In recent months, Turkish President Recep Tayyip Erdoğan has made numerous threats to attack the Syrian Kurdish forces across Turkey’s southern border. Yet the Turkish president well knows that an attack would not serve his interests, and has likely used bellicose rhetoric to play Washington, Middle East scholar Steven A. Cook said in an article for Foreign Policy magazine.

The Turkish president has threatened to attack the Syrian Kurdish autonomous regions eight times since January, channelling the widely held outrage in Turkey at the presence of forces on its southern border that are closely linked to the Kurdistan Workers’ Party (PKK), an outlawed group that has fought Turkish security forces for Kurdish self-rule since the 1980s.

The PKK is designated as a terrorist organisation by Ankara and Washington. Yet the United States has armed and deployed alongside the Peoples’ Protection Units (YPG), a PKK affiliate that has played a crucial role in the U.S.-backed international coalition against the Islamic State.

Despite the Turkish president’s history of making good on his threats in two previous operations against the YPG since 2016, Erdoğan is not likely to attack the Syrian Kurds in the areas east of the Euphrates river, since this would leave Turkey open to costly asymmetric retaliation from Kurdish forces, Cook said.
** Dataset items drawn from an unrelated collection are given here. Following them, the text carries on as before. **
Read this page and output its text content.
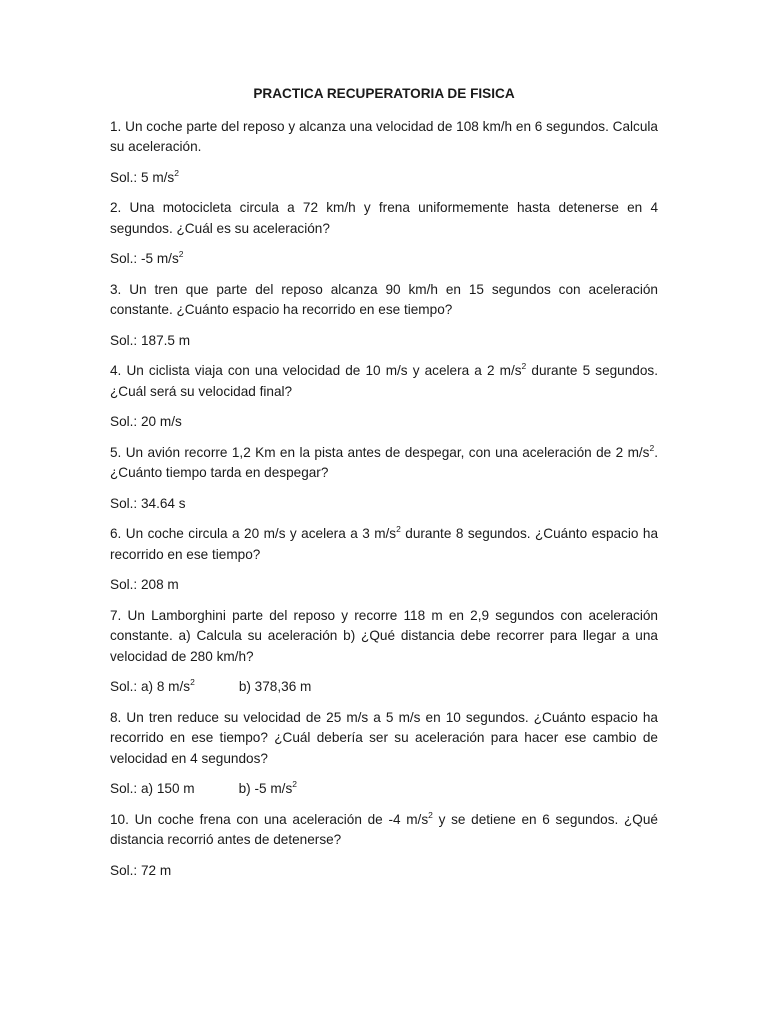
PRACTICA RECUPERATORIA DE FISICA

1. Un coche parte del reposo y alcanza una velocidad de 108 km/h en 6 segundos. Calcula su aceleración.

Sol.: 5 $m/s^2$

2. Una motocicleta circula a 72 km/h y frena uniformemente hasta detenerse en 4 segundos. ¿Cuál es su aceleración?

Sol.: -5 $m/s^2$

3. Un tren que parte del reposo alcanza 90 km/h en 15 segundos con aceleración constante. ¿Cuánto espacio ha recorrido en ese tiempo?

Sol.: 187.5 m

4. Un ciclista viaja con una velocidad de 10 m/s y acelera a 2 $m/s^2$ durante 5 segundos. ¿Cuál será su velocidad final?

Sol.: 20 m/s

5. Un avión recorre 1,2 Km en la pista antes de despegar, con una aceleración de 2 $m/s^2$. ¿Cuánto tiempo tarda en despegar?

Sol.: 34.64 s

6. Un coche circula a 20 m/s y acelera a 3 $m/s^2$ durante 8 segundos. ¿Cuánto espacio ha recorrido en ese tiempo?

Sol.: 208 m

7. Un Lamborghini parte del reposo y recorre 118 m en 2,9 segundos con aceleración constante. a) Calcula su aceleración b) ¿Qué distancia debe recorrer para llegar a una velocidad de 280 km/h?

Sol.: a) 8 $m/s^2$	b) 378,36 m

8. Un tren reduce su velocidad de 25 m/s a 5 m/s en 10 segundos. ¿Cuánto espacio ha recorrido en ese tiempo? ¿Cuál debería ser su aceleración para hacer ese cambio de velocidad en 4 segundos?

Sol.: a) 150 m	b) -5 $m/s^2$

10. Un coche frena con una aceleración de -4 $m/s^2$ y se detiene en 6 segundos. ¿Qué distancia recorrió antes de detenerse?

Sol.: 72 m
Rather, the U.S presence alongside the YPG in northern Syria has allowed the Turkish strongman to boost his profile domestically by jousting with Washington, while also drawing the U.S. side into an agreement that works in Turkey’s favour, said the Council on Foreign Relations scholar.
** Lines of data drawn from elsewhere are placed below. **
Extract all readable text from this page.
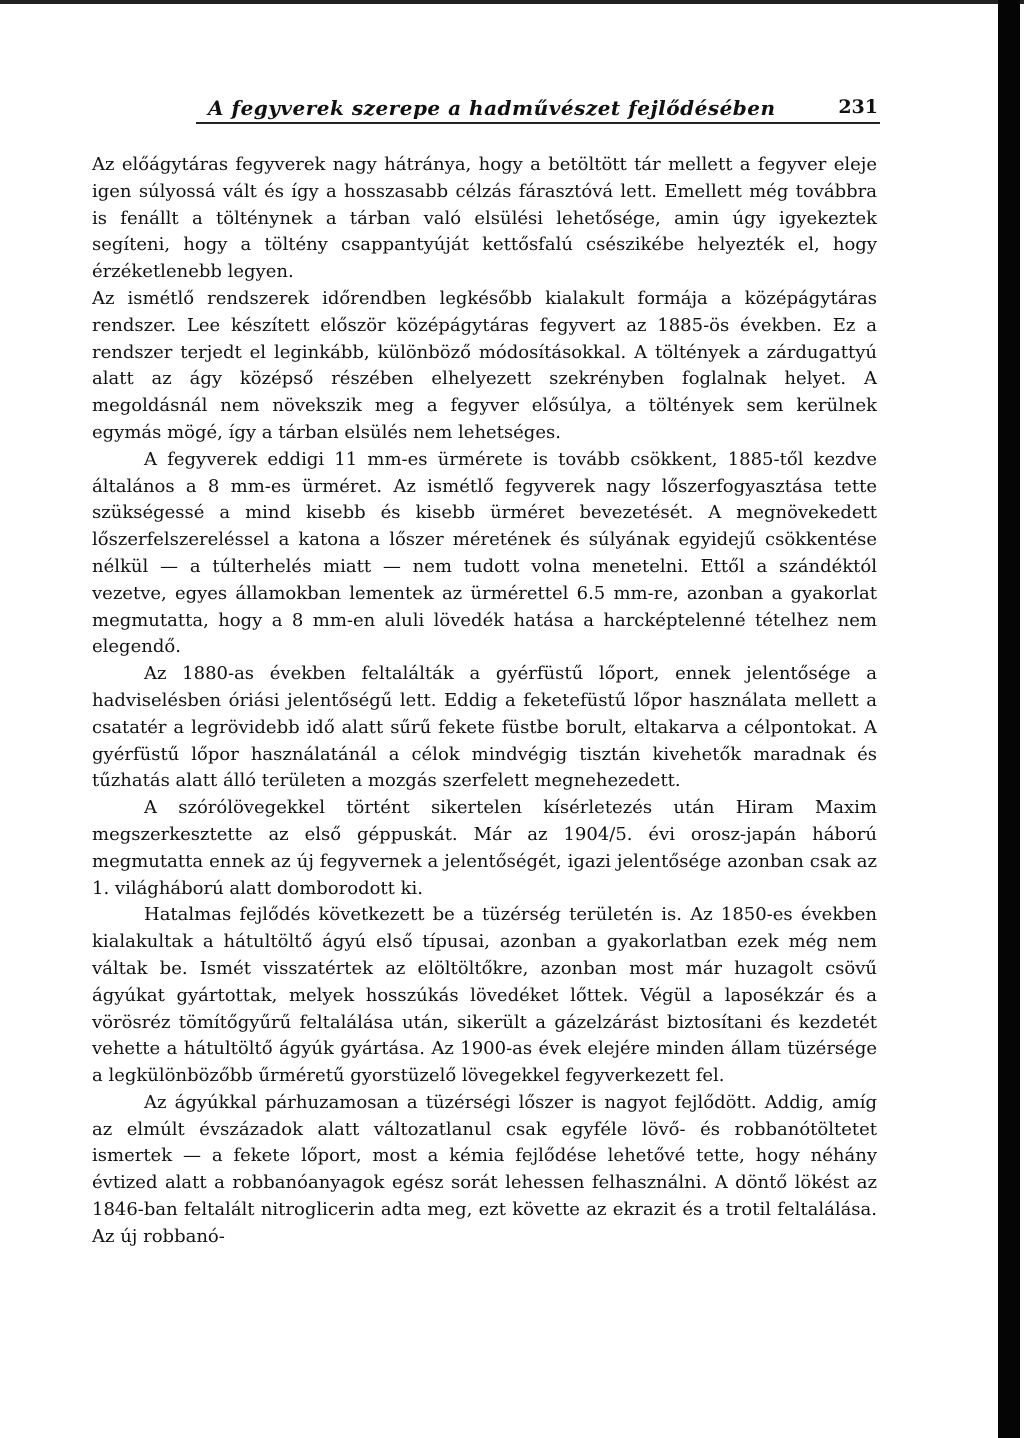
A fegyverek szerepe a hadművészet fejlődésében	231

Az előágytáras fegyverek nagy hátránya, hogy a betöltött tár mellett a fegyver eleje igen súlyossá vált és így a hosszasabb célzás fárasztóvá lett. Emellett még továbbra is fenállt a tölténynek a tárban való elsülési lehetősége, amin úgy igyekeztek segíteni, hogy a töltény csappantyúját kettősfalú csészikébe helyezték el, hogy érzéketlenebb legyen.

Az ismétlő rendszerek időrendben legkésőbb kialakult formája a középágytáras rendszer. Lee készített először középágytáras fegyvert az 1885-ös években. Ez a rendszer terjedt el leginkább, különböző módosításokkal. A töltények a zárdugattyú alatt az ágy középső részében elhelyezett szekrényben foglalnak helyet. A megoldásnál nem növekszik meg a fegyver elősúlya, a töltények sem kerülnek egymás mögé, így a tárban elsülés nem lehetséges.

A fegyverek eddigi 11 mm-es ürmérete is tovább csökkent, 1885-től kezdve általános a 8 mm-es ürméret. Az ismétlő fegyverek nagy lőszerfogyasztása tette szükségessé a mind kisebb és kisebb ürméret bevezetését. A megnövekedett lőszerfelszereléssel a katona a lőszer méretének és súlyának egyidejű csökkentése nélkül — a túlterhelés miatt — nem tudott volna menetelni. Ettől a szándéktól vezetve, egyes államokban lementek az ürmérettel 6.5 mm-re, azonban a gyakorlat megmutatta, hogy a 8 mm-en aluli lövedék hatása a harcképtelenné tételhez nem elegendő.

Az 1880-as években feltalálták a gyérfüstű lőport, ennek jelentősége a hadviselésben óriási jelentőségű lett. Eddig a feketefüstű lőpor használata mellett a csatatér a legrövidebb idő alatt sűrű fekete füstbe borult, eltakarva a célpontokat. A gyérfüstű lőpor használatánál a célok mindvégig tisztán kivehetők maradnak és tűzhatás alatt álló területen a mozgás szerfelett megnehezedett.

A szórólövegekkel történt sikertelen kísérletezés után Hiram Maxim megszerkesztette az első géppuskát. Már az 1904/5. évi orosz-japán háború megmutatta ennek az új fegyvernek a jelentőségét, igazi jelentősége azonban csak az 1. világháború alatt domborodott ki.

Hatalmas fejlődés következett be a tüzérség területén is. Az 1850-es években kialakultak a hátultöltő ágyú első típusai, azonban a gyakorlatban ezek még nem váltak be. Ismét visszatértek az elöltöltőkre, azonban most már huzagolt csövű ágyúkat gyártottak, melyek hosszúkás lövedéket lőttek. Végül a laposékzár és a vörösréz tömítőgyűrű feltalálása után, sikerült a gázelzárást biztosítani és kezdetét vehette a hátultöltő ágyúk gyártása. Az 1900-as évek elejére minden állam tüzérsége a legkülönbözőbb űrméretű gyorstüzelő lövegekkel fegyverkezett fel.

Az ágyúkkal párhuzamosan a tüzérségi lőszer is nagyot fejlődött. Addig, amíg az elmúlt évszázadok alatt változatlanul csak egyféle lövő- és robbanótöltetet ismertek — a fekete lőport, most a kémia fejlődése lehetővé tette, hogy néhány évtized alatt a robbanóanyagok egész sorát lehessen felhasználni. A döntő lökést az 1846-ban feltalált nitroglicerin adta meg, ezt követte az ekrazit és a trotil feltalálása. Az új robbanó-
The negotiations over Syria have at the same time drawn the discussion away from Washington’s plans to impose sanctions on Ankara for its purchase of Russian S-400 missile defence systems, he said.
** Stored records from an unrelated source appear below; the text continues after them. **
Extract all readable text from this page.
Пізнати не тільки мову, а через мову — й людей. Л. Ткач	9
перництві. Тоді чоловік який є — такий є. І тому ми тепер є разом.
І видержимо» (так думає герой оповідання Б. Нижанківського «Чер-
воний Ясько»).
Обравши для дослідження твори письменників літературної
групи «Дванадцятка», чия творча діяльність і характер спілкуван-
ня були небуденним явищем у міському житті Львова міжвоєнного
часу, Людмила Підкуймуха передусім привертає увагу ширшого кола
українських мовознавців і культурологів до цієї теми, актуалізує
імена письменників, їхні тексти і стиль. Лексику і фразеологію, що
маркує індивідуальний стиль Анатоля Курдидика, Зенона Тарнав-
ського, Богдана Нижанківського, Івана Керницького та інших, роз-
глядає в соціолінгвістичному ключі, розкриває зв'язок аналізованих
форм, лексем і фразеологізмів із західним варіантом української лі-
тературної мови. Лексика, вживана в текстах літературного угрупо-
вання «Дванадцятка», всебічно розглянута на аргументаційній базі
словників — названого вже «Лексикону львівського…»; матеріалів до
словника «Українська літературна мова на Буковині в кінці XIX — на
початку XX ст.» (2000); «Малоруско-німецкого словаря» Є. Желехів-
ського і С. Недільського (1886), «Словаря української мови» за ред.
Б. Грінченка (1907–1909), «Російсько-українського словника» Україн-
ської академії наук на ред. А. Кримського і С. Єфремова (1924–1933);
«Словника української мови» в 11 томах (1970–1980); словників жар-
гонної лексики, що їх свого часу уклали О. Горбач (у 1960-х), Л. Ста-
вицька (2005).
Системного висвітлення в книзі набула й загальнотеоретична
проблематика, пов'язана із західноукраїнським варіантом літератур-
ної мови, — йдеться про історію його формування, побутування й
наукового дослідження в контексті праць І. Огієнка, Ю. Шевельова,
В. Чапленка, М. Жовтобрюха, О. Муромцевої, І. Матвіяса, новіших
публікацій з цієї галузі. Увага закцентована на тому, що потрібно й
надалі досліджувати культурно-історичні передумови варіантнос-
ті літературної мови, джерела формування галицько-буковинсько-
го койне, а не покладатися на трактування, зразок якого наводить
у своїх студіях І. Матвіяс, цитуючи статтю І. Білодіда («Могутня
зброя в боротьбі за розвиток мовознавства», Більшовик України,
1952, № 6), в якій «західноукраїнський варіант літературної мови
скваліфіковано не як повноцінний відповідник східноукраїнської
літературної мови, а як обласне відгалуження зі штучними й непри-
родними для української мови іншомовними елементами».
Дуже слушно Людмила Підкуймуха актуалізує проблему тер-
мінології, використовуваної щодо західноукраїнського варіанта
The talks spurred by Erdoğan’s threats resulted last week in a preliminary “safe zone” agreement that saw the two sides agreeing to create a joint operations centre in Turkey to further plans to create a YPG-free buffer zone on Syria’s border with Turkey.

“The likely effect of this agreement will be to draw the United States further into Syria and in the process render Washington responsible for Turkey’s security. These are commitments that the Turks have been seeking for some time”, Cook said.

“It was an extraordinary achievement for Erdogan. The Turkish leader likely doesn’t play poker, but he probably should”, he said.